Colloidal force measurements using atomic force microscopy and total internal reflection microscopy

Measurements of colloidal forces at deformable interfaces (compared to rigid systems) are complicated by deformation of the interfaces making both measurement and interpretation more difficult, although understanding the colloidal forces at a liquid-liquid and liquid-gas interface is relevant to many industrial processes. Atomic Force Microscopy (AFM) measurements between a rigid probe and a deformable interface have become commonplace, yet interpretation of the data is not straightforward due to the deformation. A semianalytic model was developed to predict the behavior of this type of AFM force measurement. The results of the theory demonstrate that analysis techniques for rigid systems are not valid for deformable cases.; A method for extracting quantitative data from an AFM measurement was developed using the above model, where planar interaction energy per unit area was deconvoluted from the AFM force measurement without any prior knowledge of the interaction energy. Interaction energies extracted from measurements with an anionic surfactant absorbed at the oil water interface compared favorably to theoretical predictions for van der Waals and electrostatic force models. The experimental results indicated that local surface tension changes or local charge rearrangement of the surfactant occur during the force measurement. Electrostatic forces and steric forces were observed in interaction energies extracted from measurements with a tri-block copolymer (Pluronic F-108) absorbed at both interfaces in the presence of an inorganic salt.
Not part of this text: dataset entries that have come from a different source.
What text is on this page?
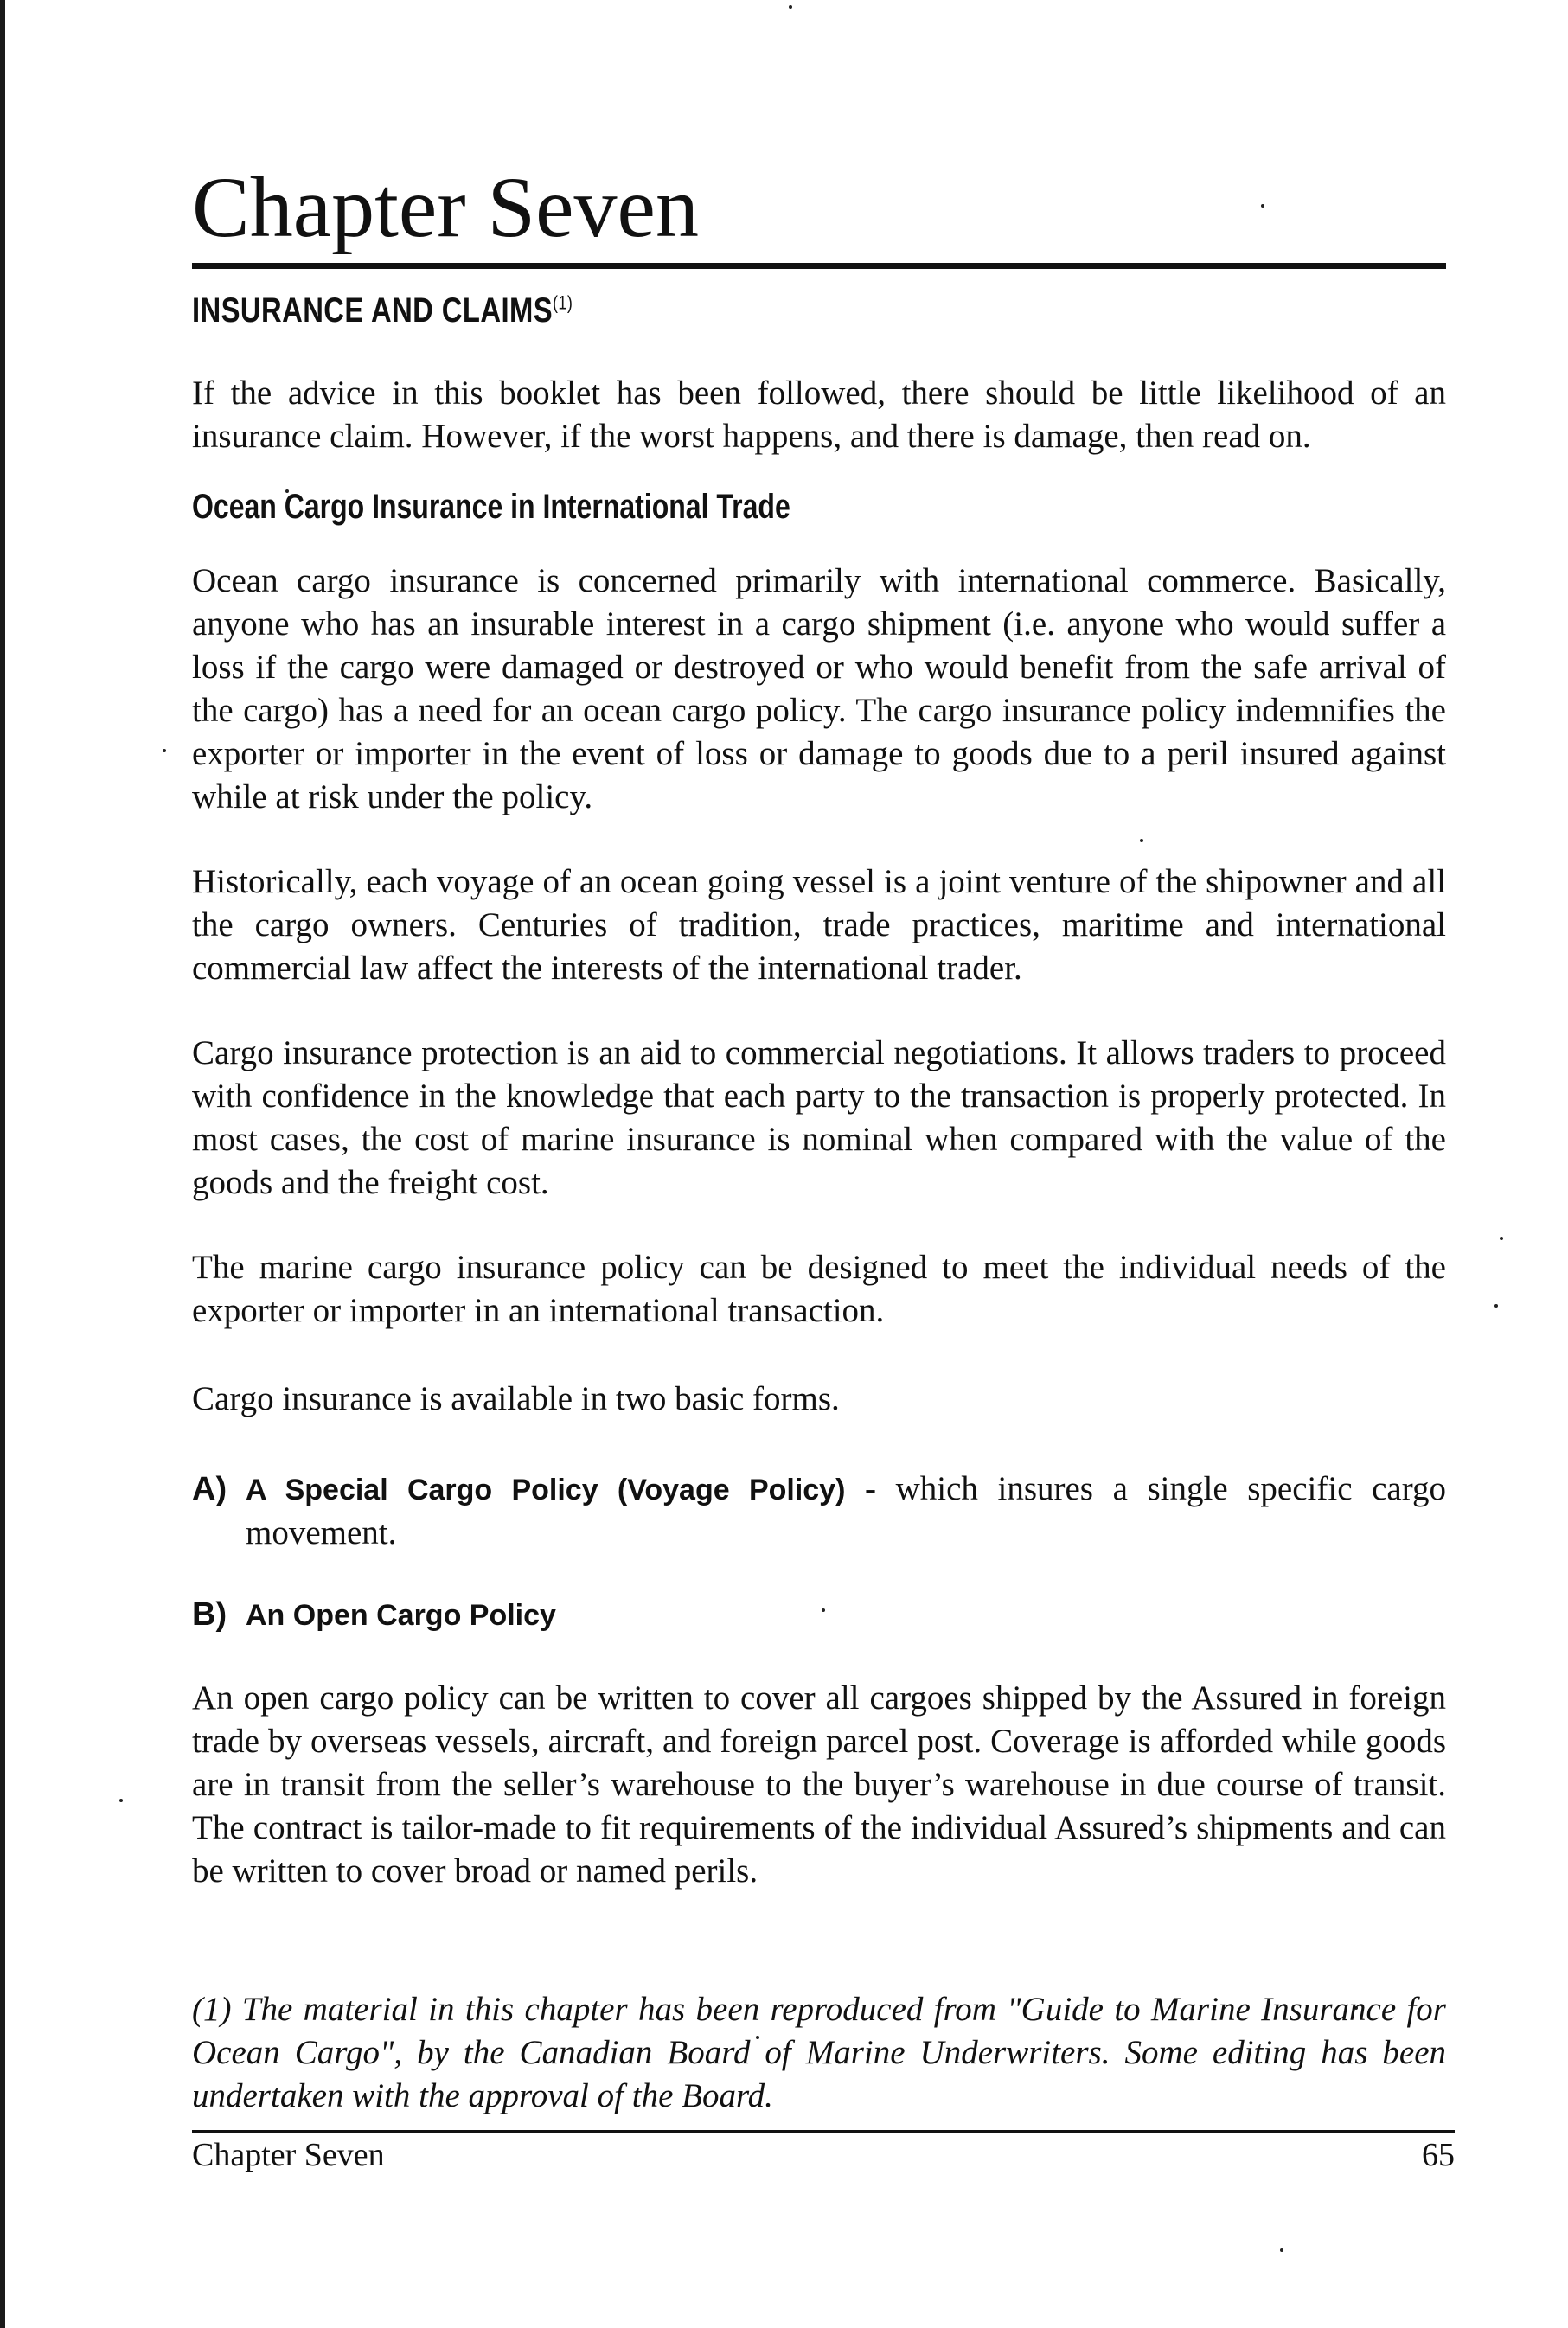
Chapter Seven
INSURANCE AND CLAIMS$^{(1)}$

If the advice in this booklet has been followed, there should be little likelihood of an insurance claim. However, if the worst happens, and there is damage, then read on.

Ocean Cargo Insurance in International Trade

Ocean cargo insurance is concerned primarily with international commerce. Basically, anyone who has an insurable interest in a cargo shipment (i.e. anyone who would suffer a loss if the cargo were damaged or destroyed or who would benefit from the safe arrival of the cargo) has a need for an ocean cargo policy. The cargo insurance policy indemnifies the exporter or importer in the event of loss or damage to goods due to a peril insured against while at risk under the policy.

Historically, each voyage of an ocean going vessel is a joint venture of the shipowner and all the cargo owners. Centuries of tradition, trade practices, maritime and international commercial law affect the interests of the international trader.

Cargo insurance protection is an aid to commercial negotiations. It allows traders to proceed with confidence in the knowledge that each party to the transaction is properly protected. In most cases, the cost of marine insurance is nominal when compared with the value of the goods and the freight cost.

The marine cargo insurance policy can be designed to meet the individual needs of the exporter or importer in an international transaction.

Cargo insurance is available in two basic forms.

A) A Special Cargo Policy (Voyage Policy) - which insures a single specific cargo movement.
B) An Open Cargo Policy

An open cargo policy can be written to cover all cargoes shipped by the Assured in foreign trade by overseas vessels, aircraft, and foreign parcel post. Coverage is afforded while goods are in transit from the seller’s warehouse to the buyer’s warehouse in due course of transit. The contract is tailor-made to fit requirements of the individual Assured’s shipments and can be written to cover broad or named perils.

(1) The material in this chapter has been reproduced from "Guide to Marine Insurance for Ocean Cargo", by the Canadian Board of Marine Underwriters. Some editing has been undertaken with the approval of the Board.

Chapter Seven	65
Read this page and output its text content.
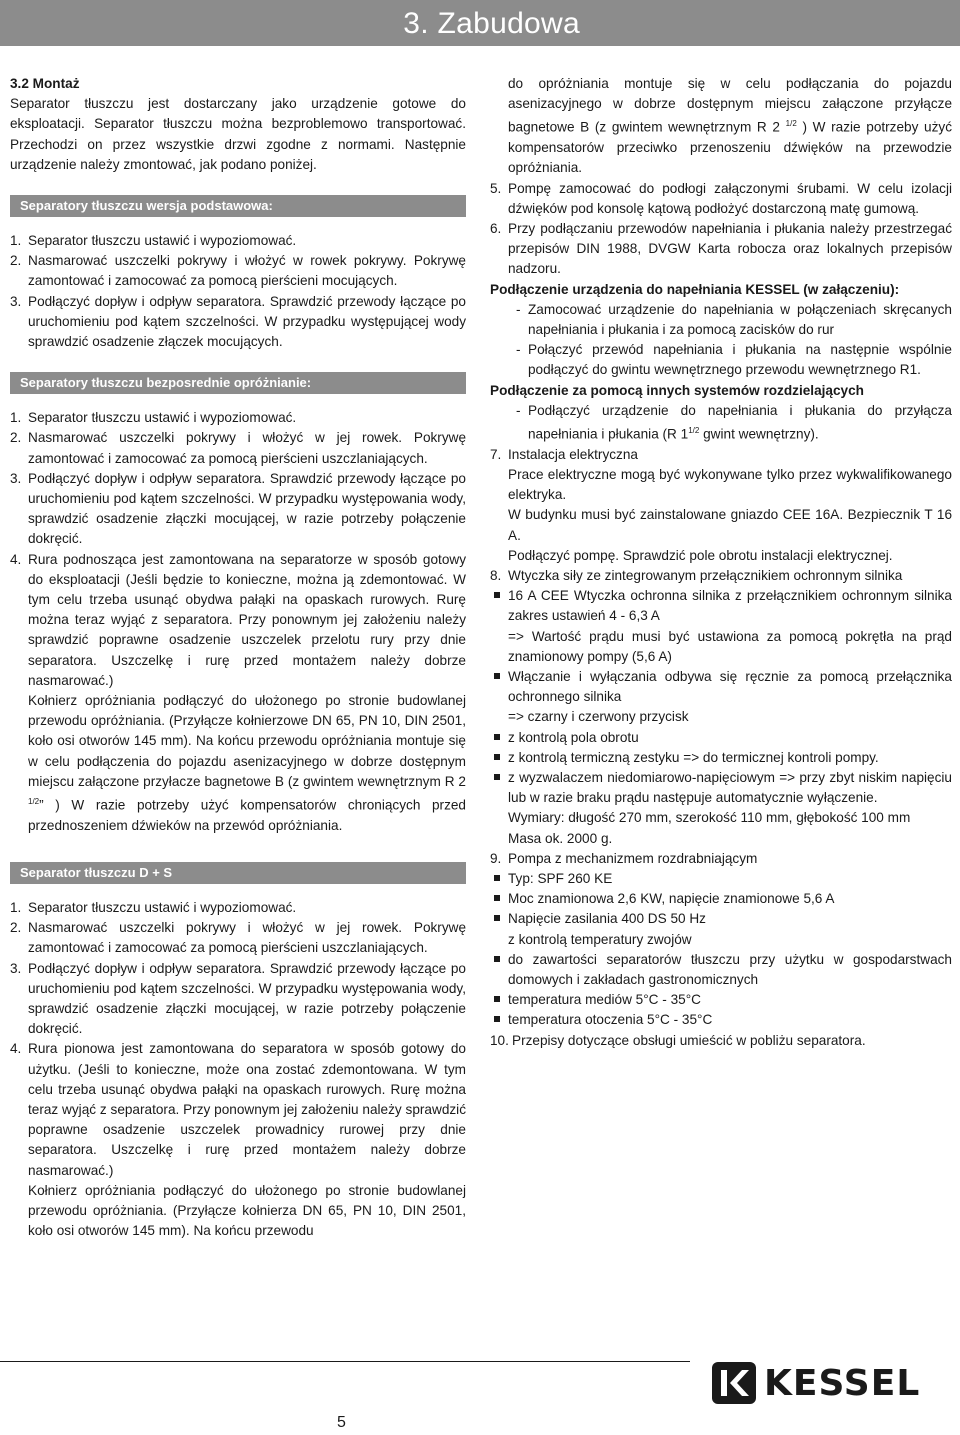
3. Zabudowa

3.2 Montaż

Separator tłuszczu jest dostarczany jako urządzenie gotowe do eksploatacji. Separator tłuszczu można bezproblemowo transportować. Przechodzi on przez wszystkie drzwi zgodne z normami. Następnie urządzenie należy zmontować, jak podano poniżej.

Separatory tłuszczu wersja podstawowa:
1. Separator tłuszczu ustawić i wypoziomować.
2. Nasmarować uszczelki pokrywy i włożyć w rowek pokrywy. Pokrywę zamontować i zamocować za pomocą pierścieni mocujących.
3. Podłączyć dopływ i odpływ separatora. Sprawdzić przewody łączące po uruchomieniu pod kątem szczelności. W przypadku występującej wody sprawdzić osadzenie złączek mocujących.
Separatory tłuszczu bezposrednie opróżnianie:
1. Separator tłuszczu ustawić i wypoziomować.
2. Nasmarować uszczelki pokrywy i włożyć w jej rowek. Pokrywę zamontować i zamocować za pomocą pierścieni uszczlaniających.
3. Podłączyć dopływ i odpływ separatora. Sprawdzić przewody łączące po uruchomieniu pod kątem szczelności. W przypadku występowania wody, sprawdzić osadzenie złączki mocującej, w razie potrzeby połączenie dokręcić.
4. Rura podnosząca jest zamontowana na separatorze w sposób gotowy do eksploatacji (Jeśli będzie to konieczne, można ją zdemontować. W tym celu trzeba usunąć obydwa pałąki na opaskach rurowych. Rurę można teraz wyjąć z separatora. Przy ponownym jej założeniu należy sprawdzić poprawne osadzenie uszczelek przelotu rury przy dnie separatora. Uszczelkę i rurę przed montażem należy dobrze nasmarować.)
Kołnierz opróżniania podłączyć do ułożonego po stronie budowlanej przewodu opróżniania. (Przyłącze kołnierzowe DN 65, PN 10, DIN 2501, koło osi otworów 145 mm). Na końcu przewodu opróżniania montuje się w celu podłączenia do pojazdu asenizacyjnego w dobrze dostępnym miejscu załączone przyłacze bagnetowe B (z gwintem wewnętrznym R 2 $^{1/2}$” ) W razie potrzeby użyć kompensatorów chroniących przed przednoszeniem dźwieków na przewód opróżniania.
Separator tłuszczu D + S
1. Separator tłuszczu ustawić i wypoziomować.
2. Nasmarować uszczelki pokrywy i włożyć w jej rowek. Pokrywę zamontować i zamocować za pomocą pierścieni uszczlaniających.
3. Podłączyć dopływ i odpływ separatora. Sprawdzić przewody łączące po uruchomieniu pod kątem szczelności. W przypadku występowania wody, sprawdzić osadzenie złączki mocującej, w razie potrzeby połączenie dokręcić.
4. Rura pionowa jest zamontowana do separatora w sposób gotowy do użytku. (Jeśli to konieczne, może ona zostać zdemontowana. W tym celu trzeba usunąć obydwa pałąki na opaskach rurowych. Rurę można teraz wyjąć z separatora. Przy ponownym jej założeniu należy sprawdzić poprawne osadzenie uszczelek prowadnicy rurowej przy dnie separatora. Uszczelkę i rurę przed montażem należy dobrze nasmarować.)
Kołnierz opróżniania podłączyć do ułożonego po stronie budowlanej przewodu opróżniania. (Przyłącze kołnierza DN 65, PN 10, DIN 2501, koło osi otworów 145 mm). Na końcu przewodu
do opróżniania montuje się w celu podłączania do pojazdu asenizacyjnego w dobrze dostępnym miejscu załączone przyłącze bagnetowe B (z gwintem wewnętrznym R 2 $^{1/2}$ ) W razie potrzeby użyć kompensatorów przeciwko przenoszeniu dźwięków na przewodzie opróżniania.
5. Pompę zamocować do podłogi załączonymi śrubami. W celu izolacji dźwięków pod konsolę kątową podłożyć dostarczoną matę gumową.
6. Przy podłączaniu przewodów napełniania i płukania należy przestrzegać przepisów DIN 1988, DVGW Karta robocza oraz lokalnych przepisów nadzoru.

Podłączenie urządzenia do napełniania KESSEL (w załączeniu):

- Zamocować urządzenie do napełniania w połączeniach skręcanych napełniania i płukania i za pomocą zacisków do rur
- Połączyć przewód napełniania i płukania na następnie wspólnie podłączyć do gwintu wewnętrznego przewodu wewnętrznego R1.

Podłączenie za pomocą innych systemów rozdzielających

- Podłączyć urządzenie do napełniania i płukania do przyłącza napełniania i płukania (R $1^{1/2}$ gwint wewnętrzny).
7. Instalacja elektryczna
Prace elektryczne mogą być wykonywane tylko przez wykwalifikowanego elektryka.
W budynku musi być zainstalowane gniazdo CEE 16A. Bezpiecznik T 16 A.
Podłączyć pompę. Sprawdzić pole obrotu instalacji elektrycznej.
8. Wtyczka siły ze zintegrowanym przełącznikiem ochronnym silnika
16 A CEE Wtyczka ochronna silnika z przełącznikiem ochronnym silnika zakres ustawień 4 - 6,3 A
=> Wartość prądu musi być ustawiona za pomocą pokrętła na prąd znamionowy pompy (5,6 A)
Włączanie i wyłączania odbywa się ręcznie za pomocą przełącznika ochronnego silnika
=> czarny i czerwony przycisk
z kontrolą pola obrotu
z kontrolą termiczną zestyku => do termicznej kontroli pompy.
z wyzwalaczem niedomiarowo-napięciowym => przy zbyt niskim napięciu lub w razie braku prądu następuje automatycznie wyłączenie.
Wymiary: długość 270 mm, szerokość 110 mm, głębokość 100 mm
Masa ok. 2000 g.
9. Pompa z mechanizmem rozdrabniającym
Typ: SPF 260 KE
Moc znamionowa 2,6 KW, napięcie znamionowe 5,6 A
Napięcie zasilania 400 DS 50 Hz
z kontrolą temperatury zwojów
do zawartości separatorów tłuszczu przy użytku w gospodarstwach domowych i zakładach gastronomicznych
temperatura mediów 5°C - 35°C
temperatura otoczenia 5°C - 35°C
10. Przepisy dotyczące obsługi umieścić w pobliżu separatora.
5
KESSEL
The decay lengths of the electrostatic force indicated that the oil-water interface was not charged, consistent with a nonionic polymer absorbed at the oil-water interface.; An existing Total Internal Reflection Microscopy (TIRM) fluid cell was modified to measure the interaction energy of an oil droplet levitated below a flat silica plate. Methods to improve the experiment to minimize noise, which obscured most quantitative analyses on the data, were discussed.; A novel method to account for the effects of surface roughness on van der Waals force predictions using Lifshitz theory was developed. The model behavior was probed at contact by variation of the type of surface roughness and at larger separations by comparison to previously published TIRM measurements of retarded van der Waals forces between a sphere and plate.